“Much room remains for the future of development communication in Asia” is the view of Professor John Lent, speaker in the UNESCO Emeritus Dialogue at AMIC’s 2013 international conference.
A veteran specialist in the field of Asian development communication, Professor Lent, of Temple University, USA, said that poverty in Asia had not dropped as much as had been hoped and that most of the world’s chronically malnourished live in the Asia-Pacific region. He said that small communication projects initiated by communities to address poverty issues at the grassroots level are still important.
The UNESCO Emeritus Dialogue was held as the first plenary session at the AMIC 2013 conference in Yogyakarta, Indonesia (4th-7th July). The topic for discussion was Development Communication and the New Asia: still a role?
Another speaker, Chin Saik Yoon, Southbound Press publisher from Malaysia, asked about the role of development communication 50 years hence. “What will be the ‘new poverty’ for Asia in 2052?” he asked.
According to Mr. Chin, the main future issues relate to climate change and sustainable development. He talked of consumption patterns and contended that “we may have to admit our messages in the past were wrong.” Given the long-term implications of climate change, Mr. Chin said that “solutions may take two or three generations to complete”. In the future, there will be no more “personal gain” messages he believes.
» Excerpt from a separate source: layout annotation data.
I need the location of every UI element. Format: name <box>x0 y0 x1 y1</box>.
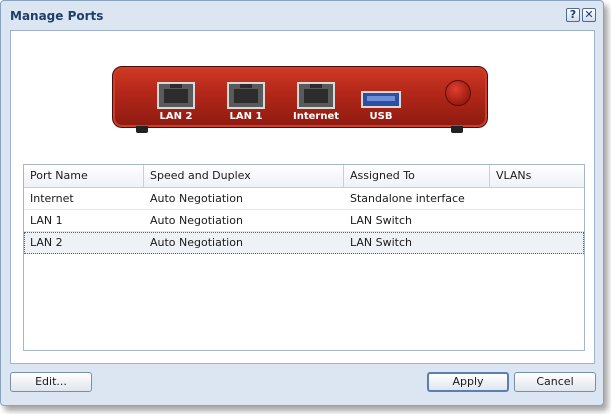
close-icon[interactable]: ✕ <box>582 8 596 22</box>
cell-vlans <box>490 210 584 231</box>
table-row[interactable]: LAN 1 Auto Negotiation LAN Switch <box>24 210 584 232</box>
ethernet-port-icon[interactable] <box>227 82 265 109</box>
port-label-internet: Internet <box>292 111 339 122</box>
column-header-vlans[interactable]: VLANs <box>490 165 584 187</box>
port-label-usb: USB <box>369 111 393 122</box>
column-header-assigned-to[interactable]: Assigned To <box>344 165 490 187</box>
edit-button[interactable]: Edit... <box>10 372 92 392</box>
device-illustration: LAN 2 LAN 1 Internet USB <box>112 66 488 128</box>
dialog-title: Manage Ports <box>10 9 104 23</box>
content-panel: LAN 2 LAN 1 Internet USB Port Name Speed… <box>10 30 595 364</box>
cell-assigned-to: LAN Switch <box>350 236 412 249</box>
table-row[interactable]: Internet Auto Negotiation Standalone int… <box>24 188 584 210</box>
ethernet-port-icon[interactable] <box>157 82 195 109</box>
port-label-lan1: LAN 1 <box>229 111 263 122</box>
ports-table: Port Name Speed and Duplex Assigned To V… <box>23 164 585 351</box>
ethernet-port-icon[interactable] <box>297 82 335 109</box>
apply-button[interactable]: Apply <box>427 372 509 392</box>
manage-ports-dialog: Manage Ports ? ✕ LAN 2 LAN 1 Internet US… <box>0 0 604 406</box>
cell-port-name: Internet <box>30 192 74 205</box>
cell-port-name: LAN 2 <box>30 236 63 249</box>
cancel-button[interactable]: Cancel <box>514 372 596 392</box>
device-foot <box>451 126 463 133</box>
power-button-icon <box>445 80 471 106</box>
cell-speed-duplex: Auto Negotiation <box>150 214 243 227</box>
cell-assigned-to: LAN Switch <box>350 214 412 227</box>
cell-assigned-to: Standalone interface <box>350 192 465 205</box>
port-label-lan2: LAN 2 <box>159 111 193 122</box>
column-header-port-name[interactable]: Port Name <box>24 165 144 187</box>
cell-vlans <box>490 232 584 253</box>
column-header-speed-duplex[interactable]: Speed and Duplex <box>144 165 344 187</box>
table-header: Port Name Speed and Duplex Assigned To V… <box>24 165 584 188</box>
help-icon[interactable]: ? <box>566 8 580 22</box>
cell-speed-duplex: Auto Negotiation <box>150 236 243 249</box>
cell-port-name: LAN 1 <box>30 214 63 227</box>
cell-speed-duplex: Auto Negotiation <box>150 192 243 205</box>
cell-vlans <box>490 188 584 209</box>
table-row-selected[interactable]: LAN 2 Auto Negotiation LAN Switch <box>24 232 584 254</box>
usb-port-icon[interactable] <box>361 91 401 108</box>
device-foot <box>136 126 148 133</box>
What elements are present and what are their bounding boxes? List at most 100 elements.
He offered the view that messages will have to play on altruism and that people will have to accept that “you do this so your great-grandchildren will still have water to drink.”
Long-term Philippines development communication expert, Professor Crispin Maslog, reinforced the view that “development communication still has a place in the world while there is poverty”. Similar views were held by other UNESCO Emeritus Dialogue speakers, Professor Alwi Dahlan from Indonesia, and Professor Binod Agrawal from India.
In a world of new technologies where poverty is still widespread, “we have to recapture our humanity” Professor John Lent reminded the audience.